The writings of William James inspired John Dewey's philosophical views. Dewey is known as experimentalist, or instrumentalist, mainly focusing on human experience. He mainly rejected the rigid ideas of Transcendentalism of the academia.
During his academic career, Dewey was a proponent for educational reform, believing that education should be based on the principle of learning by doing. He and his wife Harriet began an experimental school in 1894, the University Elementary School at the University of Chicago. He wanted to test his educational theories but resigned when the university president fired his wife.
In 1919, John Dewey and his colleagues founded The New School for Social Research. The progressive, experimental school was emphasizing on the free exchange of intellectual ideas in the arts and social sciences. Dewey began lecturing on his educational reforms all around the world and was impressed by the experiments in Russian educational system. He shared his experiences in the United States, stating that educational system should focus on student’s interactions with the present.
After he retired from teaching in 1930, Dewey became an active member of several educational organizations, like New York Teachers Guild and the International League for Academic Freedom.

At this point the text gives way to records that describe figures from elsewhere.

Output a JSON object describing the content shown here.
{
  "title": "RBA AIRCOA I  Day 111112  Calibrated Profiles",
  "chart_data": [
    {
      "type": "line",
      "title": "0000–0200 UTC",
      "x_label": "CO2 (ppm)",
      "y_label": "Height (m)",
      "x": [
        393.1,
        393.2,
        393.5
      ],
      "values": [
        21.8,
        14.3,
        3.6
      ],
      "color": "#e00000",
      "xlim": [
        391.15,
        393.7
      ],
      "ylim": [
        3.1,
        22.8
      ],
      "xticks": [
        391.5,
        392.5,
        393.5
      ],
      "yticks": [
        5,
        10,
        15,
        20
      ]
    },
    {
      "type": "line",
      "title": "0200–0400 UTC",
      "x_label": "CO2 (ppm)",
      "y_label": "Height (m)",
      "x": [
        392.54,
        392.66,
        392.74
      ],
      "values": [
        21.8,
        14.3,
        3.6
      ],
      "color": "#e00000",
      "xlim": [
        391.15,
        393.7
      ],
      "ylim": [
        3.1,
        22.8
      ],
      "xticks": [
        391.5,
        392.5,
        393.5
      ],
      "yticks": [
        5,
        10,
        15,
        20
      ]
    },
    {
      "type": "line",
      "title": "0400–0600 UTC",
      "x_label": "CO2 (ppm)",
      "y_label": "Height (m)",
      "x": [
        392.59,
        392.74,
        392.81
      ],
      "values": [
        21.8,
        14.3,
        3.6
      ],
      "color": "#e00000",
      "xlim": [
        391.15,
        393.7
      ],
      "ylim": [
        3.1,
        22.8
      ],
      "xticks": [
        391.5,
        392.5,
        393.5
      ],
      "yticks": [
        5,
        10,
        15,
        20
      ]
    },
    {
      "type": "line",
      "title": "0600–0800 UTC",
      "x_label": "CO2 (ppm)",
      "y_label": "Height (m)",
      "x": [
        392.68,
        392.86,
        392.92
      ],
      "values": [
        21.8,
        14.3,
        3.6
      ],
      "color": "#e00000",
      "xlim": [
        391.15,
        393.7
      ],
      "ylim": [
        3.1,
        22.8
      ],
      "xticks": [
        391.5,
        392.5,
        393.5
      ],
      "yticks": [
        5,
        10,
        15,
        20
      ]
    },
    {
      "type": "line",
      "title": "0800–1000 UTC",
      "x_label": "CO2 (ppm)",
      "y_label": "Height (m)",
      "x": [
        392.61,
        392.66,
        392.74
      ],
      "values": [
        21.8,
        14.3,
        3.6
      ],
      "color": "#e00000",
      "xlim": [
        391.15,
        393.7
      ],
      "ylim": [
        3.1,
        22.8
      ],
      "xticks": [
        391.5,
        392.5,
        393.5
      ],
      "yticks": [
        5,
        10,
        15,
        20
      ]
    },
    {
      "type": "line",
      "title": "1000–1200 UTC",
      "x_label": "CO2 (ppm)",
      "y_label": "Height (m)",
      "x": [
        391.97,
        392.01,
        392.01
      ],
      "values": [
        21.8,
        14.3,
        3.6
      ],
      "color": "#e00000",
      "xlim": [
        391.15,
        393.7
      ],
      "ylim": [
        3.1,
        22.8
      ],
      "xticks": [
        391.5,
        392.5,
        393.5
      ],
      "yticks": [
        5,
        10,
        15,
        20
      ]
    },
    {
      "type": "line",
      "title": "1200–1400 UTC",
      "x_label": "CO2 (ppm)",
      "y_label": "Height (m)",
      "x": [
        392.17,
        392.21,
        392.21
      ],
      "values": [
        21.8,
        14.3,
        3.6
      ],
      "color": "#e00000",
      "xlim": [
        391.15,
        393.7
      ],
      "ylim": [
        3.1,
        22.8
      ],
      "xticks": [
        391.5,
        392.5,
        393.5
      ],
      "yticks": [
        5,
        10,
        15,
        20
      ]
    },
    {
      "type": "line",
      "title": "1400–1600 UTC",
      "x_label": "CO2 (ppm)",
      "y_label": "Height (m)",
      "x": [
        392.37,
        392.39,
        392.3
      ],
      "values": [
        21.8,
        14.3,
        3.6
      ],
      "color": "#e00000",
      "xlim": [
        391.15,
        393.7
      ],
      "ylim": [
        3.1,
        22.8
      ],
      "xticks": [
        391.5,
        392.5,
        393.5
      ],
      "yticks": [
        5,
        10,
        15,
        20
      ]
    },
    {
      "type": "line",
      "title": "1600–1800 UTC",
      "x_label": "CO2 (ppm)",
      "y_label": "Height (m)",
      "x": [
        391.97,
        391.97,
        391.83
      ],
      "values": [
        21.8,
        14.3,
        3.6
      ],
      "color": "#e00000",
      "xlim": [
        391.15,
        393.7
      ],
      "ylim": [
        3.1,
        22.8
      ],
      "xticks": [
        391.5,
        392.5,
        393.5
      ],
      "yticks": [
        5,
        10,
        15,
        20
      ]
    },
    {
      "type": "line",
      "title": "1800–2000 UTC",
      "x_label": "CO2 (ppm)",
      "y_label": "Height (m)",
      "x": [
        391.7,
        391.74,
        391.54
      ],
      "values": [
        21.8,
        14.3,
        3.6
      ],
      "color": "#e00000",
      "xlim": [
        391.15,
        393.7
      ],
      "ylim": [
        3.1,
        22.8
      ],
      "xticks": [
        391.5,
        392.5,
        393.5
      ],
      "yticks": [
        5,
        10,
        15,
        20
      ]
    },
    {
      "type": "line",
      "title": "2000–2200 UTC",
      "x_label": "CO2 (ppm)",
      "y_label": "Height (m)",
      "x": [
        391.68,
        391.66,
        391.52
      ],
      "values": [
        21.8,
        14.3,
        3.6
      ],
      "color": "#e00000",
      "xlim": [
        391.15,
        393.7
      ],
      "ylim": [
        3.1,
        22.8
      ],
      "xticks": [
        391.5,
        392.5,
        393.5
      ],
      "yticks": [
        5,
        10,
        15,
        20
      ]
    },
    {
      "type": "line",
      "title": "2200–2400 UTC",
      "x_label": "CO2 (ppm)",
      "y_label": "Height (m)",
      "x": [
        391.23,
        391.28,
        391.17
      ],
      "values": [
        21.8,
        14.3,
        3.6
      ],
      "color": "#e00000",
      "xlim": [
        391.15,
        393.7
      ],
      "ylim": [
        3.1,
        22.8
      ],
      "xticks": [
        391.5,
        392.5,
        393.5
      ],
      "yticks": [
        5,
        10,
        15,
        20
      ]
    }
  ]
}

In 1887, John Dewey released his first book Psychology, and the following year, Leibniz’s New Essays Concerning the Human Understanding. During his life, Dewey has published more than 1000 works, including essays, articles, and books, covering a wide range of topics, including psychology, philosophy, education, culture, and religion.
Dewey believed in Democracy as the best type of government but thought that America’s democracy became strained during the Industrial Revolution. He found that industrialization created enormous wealth for only several people, and did not benefit the society.
John Dewey's wife died in 1927, just three years before his retirement. He remarried in 1946, at the age of 87 to Roberta Grant. After their marriage, he lived off his wife’s inheritance and his book royalties. Dewey died in 1952, after suffering from pneumonia. He was at the time 92 years old.
Dewey received the Doctor “honoris causa” honor from the University of Oslo, University of Pennsylvania, Yale University, and the University of Rome. The John Dewey High School in Brooklyn, New York was named in his honor. There are also several other educational institutions named in his honor, like the John Dewey Academy in Great Barrington, MA- a boarding school for troubled adolescents and the charter school in Green Bay, Wisconsin, John Dewey Academy of Learning.